Anti-censorship web service censors itself

Found on New Scientist on Tuesday, 04 May 2004
Browse Censorship

A web-proxy service set up by the US government's International Broadcasting Bureau to enable websurfers in Iran to evade censorship is itself massively censoring what they can see.

"This simply looks at the domain name", says Jonathan Zittrain of Harvard Law School, a coauthor of the report, and filters out any that contain words on a banned list.

One banned word is "ass", which blocks some pornography sites but also blocks the sites "usembassy.state.gov" and "www.grass-roots.org", says the report. Other words include "breast", "bush", "gay", "hot", "my", "old", "pic", "soft", "teen", "trans" and "tv". "They might as well filter every fifth website," says Zittrain.

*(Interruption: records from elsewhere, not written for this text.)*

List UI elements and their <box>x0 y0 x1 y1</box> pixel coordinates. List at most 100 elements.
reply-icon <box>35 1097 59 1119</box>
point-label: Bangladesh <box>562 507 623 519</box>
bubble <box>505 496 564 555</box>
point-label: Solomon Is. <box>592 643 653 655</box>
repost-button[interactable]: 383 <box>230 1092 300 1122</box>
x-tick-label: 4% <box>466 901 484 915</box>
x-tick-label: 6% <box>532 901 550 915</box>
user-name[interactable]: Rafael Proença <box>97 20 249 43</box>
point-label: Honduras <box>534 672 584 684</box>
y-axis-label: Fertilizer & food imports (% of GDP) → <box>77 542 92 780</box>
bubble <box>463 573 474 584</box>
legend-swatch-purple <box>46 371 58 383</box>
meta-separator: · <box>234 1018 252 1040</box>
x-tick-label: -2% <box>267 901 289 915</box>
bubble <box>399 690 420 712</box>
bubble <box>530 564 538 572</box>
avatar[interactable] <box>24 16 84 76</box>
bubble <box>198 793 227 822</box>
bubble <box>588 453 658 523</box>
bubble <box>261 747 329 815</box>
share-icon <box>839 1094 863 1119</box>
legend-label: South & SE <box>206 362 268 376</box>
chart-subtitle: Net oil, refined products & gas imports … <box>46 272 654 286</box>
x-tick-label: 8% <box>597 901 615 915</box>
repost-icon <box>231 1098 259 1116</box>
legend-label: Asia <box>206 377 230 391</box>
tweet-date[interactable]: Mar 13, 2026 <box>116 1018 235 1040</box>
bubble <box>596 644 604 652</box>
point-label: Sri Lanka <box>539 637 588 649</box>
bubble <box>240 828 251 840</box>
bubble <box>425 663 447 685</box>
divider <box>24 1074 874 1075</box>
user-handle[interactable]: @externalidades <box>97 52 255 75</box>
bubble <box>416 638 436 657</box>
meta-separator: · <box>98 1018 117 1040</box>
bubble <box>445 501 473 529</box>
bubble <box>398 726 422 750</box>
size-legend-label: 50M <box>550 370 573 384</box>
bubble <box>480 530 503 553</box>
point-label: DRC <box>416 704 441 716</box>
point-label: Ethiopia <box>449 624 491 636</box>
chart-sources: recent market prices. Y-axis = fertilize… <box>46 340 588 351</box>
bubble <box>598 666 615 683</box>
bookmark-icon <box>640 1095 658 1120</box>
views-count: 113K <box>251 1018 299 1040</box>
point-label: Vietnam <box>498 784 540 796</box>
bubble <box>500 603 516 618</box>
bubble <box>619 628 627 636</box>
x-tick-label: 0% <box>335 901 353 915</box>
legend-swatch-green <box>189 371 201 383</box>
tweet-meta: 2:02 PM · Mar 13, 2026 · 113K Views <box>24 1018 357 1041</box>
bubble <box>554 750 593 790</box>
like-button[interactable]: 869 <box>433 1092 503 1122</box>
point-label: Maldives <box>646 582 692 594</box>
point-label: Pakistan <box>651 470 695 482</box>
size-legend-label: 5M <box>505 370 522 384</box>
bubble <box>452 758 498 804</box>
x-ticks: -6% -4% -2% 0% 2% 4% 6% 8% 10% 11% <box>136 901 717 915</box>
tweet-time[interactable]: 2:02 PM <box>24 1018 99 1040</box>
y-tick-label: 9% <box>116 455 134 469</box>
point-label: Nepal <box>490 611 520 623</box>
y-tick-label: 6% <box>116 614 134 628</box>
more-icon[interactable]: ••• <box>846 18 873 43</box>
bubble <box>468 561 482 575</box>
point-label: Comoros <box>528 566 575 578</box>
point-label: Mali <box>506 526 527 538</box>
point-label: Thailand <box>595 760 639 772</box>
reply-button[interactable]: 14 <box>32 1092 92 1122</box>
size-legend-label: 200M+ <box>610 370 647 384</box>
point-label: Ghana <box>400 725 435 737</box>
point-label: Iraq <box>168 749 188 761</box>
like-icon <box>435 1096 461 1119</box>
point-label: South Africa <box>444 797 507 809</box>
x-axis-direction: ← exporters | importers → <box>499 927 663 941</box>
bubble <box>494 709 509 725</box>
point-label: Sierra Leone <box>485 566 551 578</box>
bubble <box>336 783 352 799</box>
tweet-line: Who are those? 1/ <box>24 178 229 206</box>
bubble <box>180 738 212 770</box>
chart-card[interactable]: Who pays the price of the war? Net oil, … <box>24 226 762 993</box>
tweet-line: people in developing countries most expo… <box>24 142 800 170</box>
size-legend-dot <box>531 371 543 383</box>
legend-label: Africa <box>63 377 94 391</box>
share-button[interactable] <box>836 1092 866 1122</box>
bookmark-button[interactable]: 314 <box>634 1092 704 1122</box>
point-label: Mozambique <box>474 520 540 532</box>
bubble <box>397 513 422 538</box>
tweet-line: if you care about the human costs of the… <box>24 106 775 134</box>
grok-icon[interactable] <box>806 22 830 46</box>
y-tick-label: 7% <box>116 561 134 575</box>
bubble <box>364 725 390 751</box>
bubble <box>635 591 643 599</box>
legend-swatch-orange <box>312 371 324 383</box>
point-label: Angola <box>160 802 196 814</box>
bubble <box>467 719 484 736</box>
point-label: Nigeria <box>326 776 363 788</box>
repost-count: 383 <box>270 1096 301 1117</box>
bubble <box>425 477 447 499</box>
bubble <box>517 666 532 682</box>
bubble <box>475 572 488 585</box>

Lance Cottrell of Anonymizer estimates that dropping the filter entirely would around double the amount of traffic from Iran, increasing costs. "The reason it was put in wasn't a prudish impulse but directly to manage costs," he says.

But Zittrain is unconvinced by these arguments. "It should be a service that grants access as if one were sitting in the US," he says. "That's giving them a taste of America."

So much for evading censorship. Avoid one, get hit by another. If that's the taste of America the government wants to give, so be it.